The Bride of Ullal
Folk stories from the Ullalthi tradition — original tales, analysis, and storytelling history
The Bride of Ullal
There was a family in a village east of Ullal who had prospered beyond their station. The old house had been rebuilt in stone. The paddy fields had doubled. The eldest son had been educated in Mangalore and returned with a government post. The family attributed their fortune to hard work and good decisions. They were wrong.
The trouble began when the eldest son's wife — a woman named Akku, brought from a village near Puttur — began waking at odd hours. Not screaming, not thrashing. Simply sitting upright in bed, eyes open, staring at the wall of the bedroom where an old wooden shelf held nothing but dust. She would sit for an hour, sometimes two, then lie down and sleep as though nothing had happened. She remembered nothing in the morning.
The husband dismissed it. The mother-in-law noticed but said nothing. The father-in-law, a practical man who had spent forty years managing land and labor, watched his daughter-in-law with an expression that his wife had never seen before. It was not concern. It was recognition.
On the seventh night, Akku did not simply sit up. She stood, walked to the courtyard, sat beneath the jackfruit tree, and began speaking. The voice was not hers. It was older, rawer, and it spoke Tulu in a form that the family's youngest members could not follow — but the father-in-law could. He had heard his own grandmother speak this way, seventy years ago.

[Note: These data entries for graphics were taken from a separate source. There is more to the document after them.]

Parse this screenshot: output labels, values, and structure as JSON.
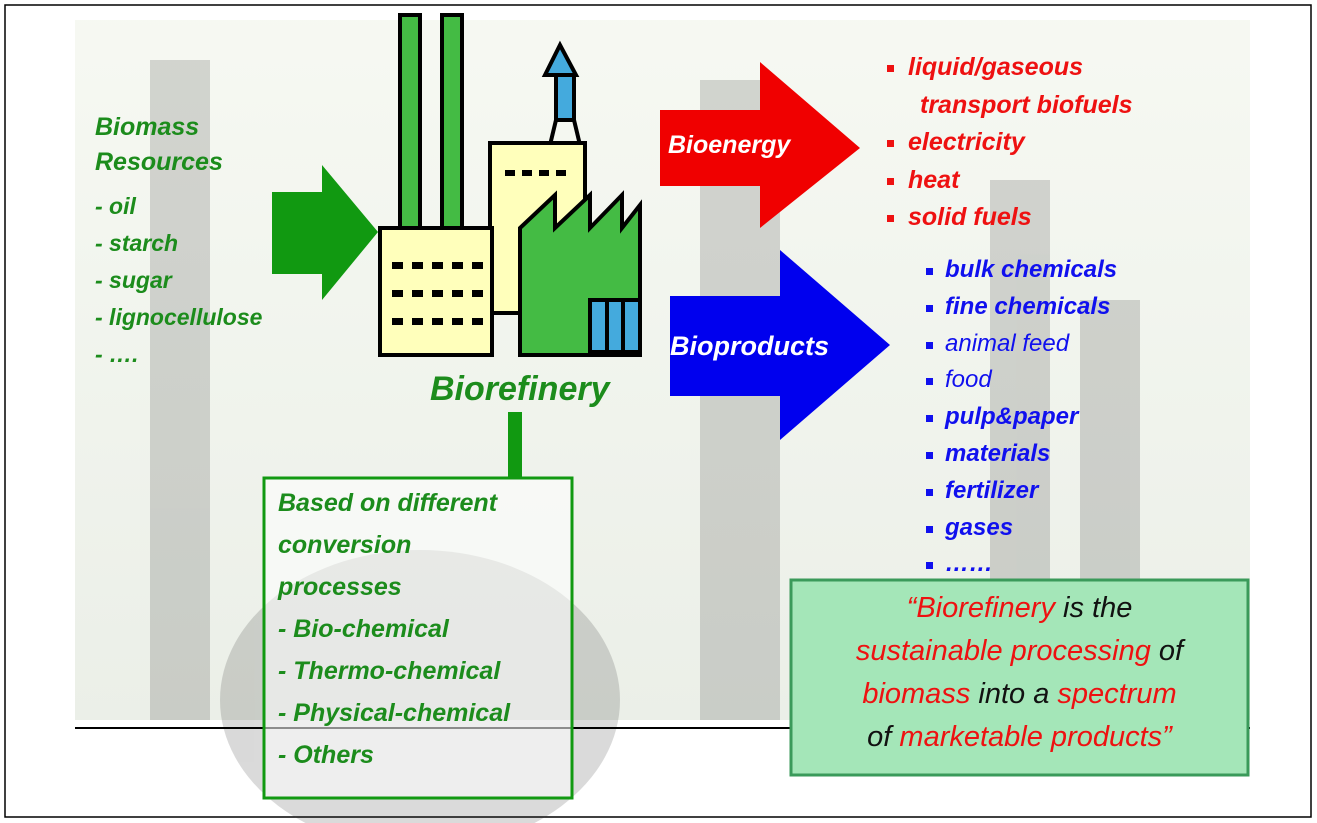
{
  "biomass": {
    "title": [
      "Biomass",
      "Resources"
    ],
    "items": [
      "- oil",
      "- starch",
      "- sugar",
      "- lignocellulose",
      "- …."
    ]
  },
  "factory": {
    "label": "Biorefinery"
  },
  "bioenergy": {
    "label": "Bioenergy",
    "items": [
      [
        "liquid/gaseous",
        "transport biofuels"
      ],
      [
        "electricity"
      ],
      [
        "heat"
      ],
      [
        "solid fuels"
      ]
    ]
  },
  "bioproducts": {
    "label": "Bioproducts",
    "items": [
      {
        "text": "bulk chemicals",
        "bold": true
      },
      {
        "text": "fine chemicals",
        "bold": true
      },
      {
        "text": "animal feed",
        "bold": false
      },
      {
        "text": "food",
        "bold": false
      },
      {
        "text": "pulp&paper",
        "bold": true
      },
      {
        "text": "materials",
        "bold": true
      },
      {
        "text": "fertilizer",
        "bold": true
      },
      {
        "text": "gases",
        "bold": true
      },
      {
        "text": "……",
        "bold": true
      }
    ]
  },
  "conversion": {
    "lines": [
      "Based on different",
      "conversion",
      "processes",
      "- Bio-chemical",
      "- Thermo-chemical",
      "- Physical-chemical",
      "- Others"
    ]
  },
  "quote": {
    "lines": [
      [
        {
          "text": "“Biorefinery",
          "emphasis": true
        },
        {
          "text": " is the",
          "emphasis": false
        }
      ],
      [
        {
          "text": "sustainable processing",
          "emphasis": true
        },
        {
          "text": " of",
          "emphasis": false
        }
      ],
      [
        {
          "text": "biomass",
          "emphasis": true
        },
        {
          "text": " into a ",
          "emphasis": false
        },
        {
          "text": "spectrum",
          "emphasis": true
        }
      ],
      [
        {
          "text": "of ",
          "emphasis": false
        },
        {
          "text": "marketable products”",
          "emphasis": true
        }
      ]
    ]
  }
}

The voice said: 'Three generations you have eaten from my fields. Three generations you have built on my ground. I am the woman your grandfather buried under the threshold. I am the woman whose land he took when her husband died. I am the woman who had no sons to fight for her and no brothers to avenge her. I am still here.'
The father-in-law fell to his knees. He was eighty-two years old, and in that moment, he remembered a story his grandmother had told him once — just once — when he was a boy. A story about a young widow in the time of his grandfather's grandfather, whose small plot of land had been absorbed into the family holdings after her death. A death that was, his grandmother had whispered, not entirely natural.
They called the Bhuta Kola priest the next day. The preparation took three weeks — the costume, the offerings, the ritual space. The entire village was invited. The drums began at sundown. The performer painted his face in red and black, draped the sari and the silver, and began to dance. And then the Ullalthi came — not into Akku this time, but into the performer. She spoke her name. She told her story. She named what had been taken from her.
The family gave land. Not symbolically — actual land, deeded back to the temple trust in the Ullalthi's name. They built a small shrine at the edge of the compound, where the old threshold had been. They appointed a caretaker for the annual Kola.
Akku never sat up at night again. The family continued to prosper. But every year, on the night of the Kola, the eldest member of the family sits in the courtyard and says, aloud, to no one visible: 'We remember. We have not forgotten.'
The Ullalthi has not spoken again. She does not need to. The debt is being paid.
What Is Ullalthi?
The Ullalthi (ಉಳ್ಳಾಲ್ತಿ) is a female spirit from the Bhuta (Daiva) worship tradition of Tulu Nadu — the Tulu-speaking belt of coastal Karnataka encompassing Dakshina Kannada and Udupi districts. Her name derives from the Ullal region near Mangalore, a coastal town with deep roots in Tulu spirit worship. The Ullalthi belongs to the category of Bhutas — powerful spirits of the dead who are elevated through ritual into protective deities, propitiated through the elaborate Bhuta Kola ceremony.